Set yourself up for success is a phrase you will hear me say a lot. It means that you are focused on your goals and you will not let anything stand in the way of achieving them.
We all know what our downfalls are, especially when it comes to health. And we can either spend our time dealing with the inevitable result of falling into those pitfalls, or we can plan for them and side step them. Planning for them is an example of setting yourself up for success.
Here are a couple of examples of setting yourself up for success –
I can’t lose weight because I eat out a lot. Eating out can definitely pack on the pounds. The food we get out is often double the portion size and contains copious amounts of fat, salt and sugar. But you can lose weight and eat out and here’s how –
• Don’t look at the menu. Looking at the menu, reading the descriptions, looking at the pictures is just going to throw you off your path. Decide what you are going to eat before you go in – hint: it should include lots of vegetables and a healthy protein, maybe a complex carbohydrate like a grain or bean. Even unhealthy restaurants can steam some vegetables and grill some chicken.

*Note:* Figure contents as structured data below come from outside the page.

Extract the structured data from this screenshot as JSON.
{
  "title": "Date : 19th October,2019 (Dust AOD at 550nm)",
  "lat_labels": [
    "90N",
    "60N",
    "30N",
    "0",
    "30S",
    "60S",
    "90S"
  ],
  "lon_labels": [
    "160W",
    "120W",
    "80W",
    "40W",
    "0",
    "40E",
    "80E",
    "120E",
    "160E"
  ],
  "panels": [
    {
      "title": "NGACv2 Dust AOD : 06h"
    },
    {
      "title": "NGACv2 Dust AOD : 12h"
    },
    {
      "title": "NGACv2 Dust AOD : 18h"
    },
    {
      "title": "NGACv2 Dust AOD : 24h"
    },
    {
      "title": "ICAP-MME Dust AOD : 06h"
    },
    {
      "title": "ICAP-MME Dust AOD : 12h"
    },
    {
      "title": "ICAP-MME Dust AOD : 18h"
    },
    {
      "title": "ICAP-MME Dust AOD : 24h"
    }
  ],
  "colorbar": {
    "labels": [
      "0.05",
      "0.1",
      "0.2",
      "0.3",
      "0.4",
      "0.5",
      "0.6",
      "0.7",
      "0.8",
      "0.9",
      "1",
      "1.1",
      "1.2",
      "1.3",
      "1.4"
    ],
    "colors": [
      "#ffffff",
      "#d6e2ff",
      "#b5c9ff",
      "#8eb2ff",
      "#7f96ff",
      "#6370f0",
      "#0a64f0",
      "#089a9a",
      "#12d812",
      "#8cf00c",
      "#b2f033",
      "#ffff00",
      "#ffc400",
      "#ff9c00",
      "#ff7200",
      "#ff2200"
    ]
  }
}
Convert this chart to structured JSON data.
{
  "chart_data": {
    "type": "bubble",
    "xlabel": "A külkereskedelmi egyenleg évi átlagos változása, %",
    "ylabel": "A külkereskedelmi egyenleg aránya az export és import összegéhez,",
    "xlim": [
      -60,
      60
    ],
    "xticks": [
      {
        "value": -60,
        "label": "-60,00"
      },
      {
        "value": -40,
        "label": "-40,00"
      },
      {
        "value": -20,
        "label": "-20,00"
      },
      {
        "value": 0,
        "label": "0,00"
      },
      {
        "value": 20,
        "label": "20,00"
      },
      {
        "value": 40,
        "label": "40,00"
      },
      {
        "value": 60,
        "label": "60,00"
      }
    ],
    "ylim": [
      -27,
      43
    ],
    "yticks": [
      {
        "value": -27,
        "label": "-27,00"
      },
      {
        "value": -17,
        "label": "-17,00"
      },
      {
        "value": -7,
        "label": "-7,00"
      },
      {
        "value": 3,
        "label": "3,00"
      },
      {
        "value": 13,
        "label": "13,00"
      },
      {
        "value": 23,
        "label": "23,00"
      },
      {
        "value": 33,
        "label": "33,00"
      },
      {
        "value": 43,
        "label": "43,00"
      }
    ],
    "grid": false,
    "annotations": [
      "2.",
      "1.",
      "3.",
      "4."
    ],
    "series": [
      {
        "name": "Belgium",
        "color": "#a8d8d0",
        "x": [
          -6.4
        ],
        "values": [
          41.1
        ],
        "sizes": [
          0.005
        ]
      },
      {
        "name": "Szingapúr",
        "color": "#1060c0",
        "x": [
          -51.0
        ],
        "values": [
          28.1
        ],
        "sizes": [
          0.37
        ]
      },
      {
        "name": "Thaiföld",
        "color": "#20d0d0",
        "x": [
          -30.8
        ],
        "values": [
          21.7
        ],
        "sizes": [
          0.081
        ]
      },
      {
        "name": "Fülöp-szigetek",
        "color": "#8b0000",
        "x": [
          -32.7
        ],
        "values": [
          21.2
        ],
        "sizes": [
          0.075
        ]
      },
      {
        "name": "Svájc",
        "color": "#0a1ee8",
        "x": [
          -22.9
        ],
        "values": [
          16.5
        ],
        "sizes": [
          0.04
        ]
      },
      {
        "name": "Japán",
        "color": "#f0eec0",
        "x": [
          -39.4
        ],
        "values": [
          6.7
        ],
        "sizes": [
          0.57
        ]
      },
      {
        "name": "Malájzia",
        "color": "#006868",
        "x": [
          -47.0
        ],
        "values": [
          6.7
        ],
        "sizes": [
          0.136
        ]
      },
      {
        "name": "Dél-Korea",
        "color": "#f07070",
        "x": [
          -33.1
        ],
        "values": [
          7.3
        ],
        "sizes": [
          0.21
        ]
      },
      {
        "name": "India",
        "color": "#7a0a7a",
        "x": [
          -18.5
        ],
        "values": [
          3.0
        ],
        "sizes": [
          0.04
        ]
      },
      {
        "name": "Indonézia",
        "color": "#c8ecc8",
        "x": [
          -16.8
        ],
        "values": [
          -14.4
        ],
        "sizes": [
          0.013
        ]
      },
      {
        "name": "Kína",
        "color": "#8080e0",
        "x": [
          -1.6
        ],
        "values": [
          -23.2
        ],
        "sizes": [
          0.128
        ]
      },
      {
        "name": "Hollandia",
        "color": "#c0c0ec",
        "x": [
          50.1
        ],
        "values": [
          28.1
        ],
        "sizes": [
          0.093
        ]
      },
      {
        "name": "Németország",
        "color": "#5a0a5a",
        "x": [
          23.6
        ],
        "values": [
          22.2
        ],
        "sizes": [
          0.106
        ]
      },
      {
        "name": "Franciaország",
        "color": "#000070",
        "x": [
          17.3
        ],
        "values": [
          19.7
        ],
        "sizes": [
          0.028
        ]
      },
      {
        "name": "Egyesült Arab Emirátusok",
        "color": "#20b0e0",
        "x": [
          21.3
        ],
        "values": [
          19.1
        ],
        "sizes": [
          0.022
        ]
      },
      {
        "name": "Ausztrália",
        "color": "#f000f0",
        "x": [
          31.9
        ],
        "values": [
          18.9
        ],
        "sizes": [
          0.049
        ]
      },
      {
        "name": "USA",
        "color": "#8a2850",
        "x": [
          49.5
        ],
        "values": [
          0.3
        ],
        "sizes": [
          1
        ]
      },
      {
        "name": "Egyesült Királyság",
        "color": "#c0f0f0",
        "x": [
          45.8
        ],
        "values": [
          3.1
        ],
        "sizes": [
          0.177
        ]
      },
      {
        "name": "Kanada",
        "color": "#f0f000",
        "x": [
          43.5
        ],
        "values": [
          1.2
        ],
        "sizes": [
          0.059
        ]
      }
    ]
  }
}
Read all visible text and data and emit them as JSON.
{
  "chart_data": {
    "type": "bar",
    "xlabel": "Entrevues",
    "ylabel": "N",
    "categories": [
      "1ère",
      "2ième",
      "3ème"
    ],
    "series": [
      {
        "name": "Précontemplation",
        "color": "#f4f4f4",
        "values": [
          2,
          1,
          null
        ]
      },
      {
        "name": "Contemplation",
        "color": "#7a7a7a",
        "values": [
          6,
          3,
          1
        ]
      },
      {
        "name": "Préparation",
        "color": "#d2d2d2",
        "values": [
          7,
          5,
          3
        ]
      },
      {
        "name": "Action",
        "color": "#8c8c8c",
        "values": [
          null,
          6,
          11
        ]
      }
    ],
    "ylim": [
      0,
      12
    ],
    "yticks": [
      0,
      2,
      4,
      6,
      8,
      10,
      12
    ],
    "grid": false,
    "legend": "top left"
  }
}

• Pack up some of the food before you start eating. Portions are generally so large these days that you can bet you are getting almost double what you should eat in one meal. So before you start eating, divide your food in half and ask the waiter to bag up half of it. Take it home and you have lunch or dinner for the next day!
• Put your fork down between bites. It is easy to rush through a meal and overeat when you are out. So every time you take a bite, put your fork down and take your time chewing. When you finish with you bite, pick up your fork and take another bite. Breathe and enjoy the company!
I can’t cook because I don’t have time. The weekdays/workdays can be busy and stressful. No one feels like cooking a big meal when they get home. But this doesn’t mean you should give up on the idea of cooking. You can plan ahead so that dinner is done each night with minimal prep and on the table in 5 minutes. Here’s how –
• Plan your meals in advance. Pick an evening and plan what you will be eating each night for dinner.
• Have a prep day. Find one day in your week where you can spend an hour at the store and an hour at home prepping. Clean and cut all the veggies you will use for dinners. Make some grains for the week, like brown rice or quinoa. Grill up a bunch of chicken or veggie burgers that you can use throughout the week. Etc. The idea is to do as much of the prep as you can on this day so that all you have to do is the finishing touches when you get home from work.
• Consider casseroles and slow cookers. These can be amazing! Casseroles can be made in advance and heated up throughout the week for dinners and lunches. Slow cookers are super easy because you can throw all the ingredients in before you leave for work, come home and dinner is ready.
What are your biggest pitfalls when it comes to health? How can you set yourself up for success?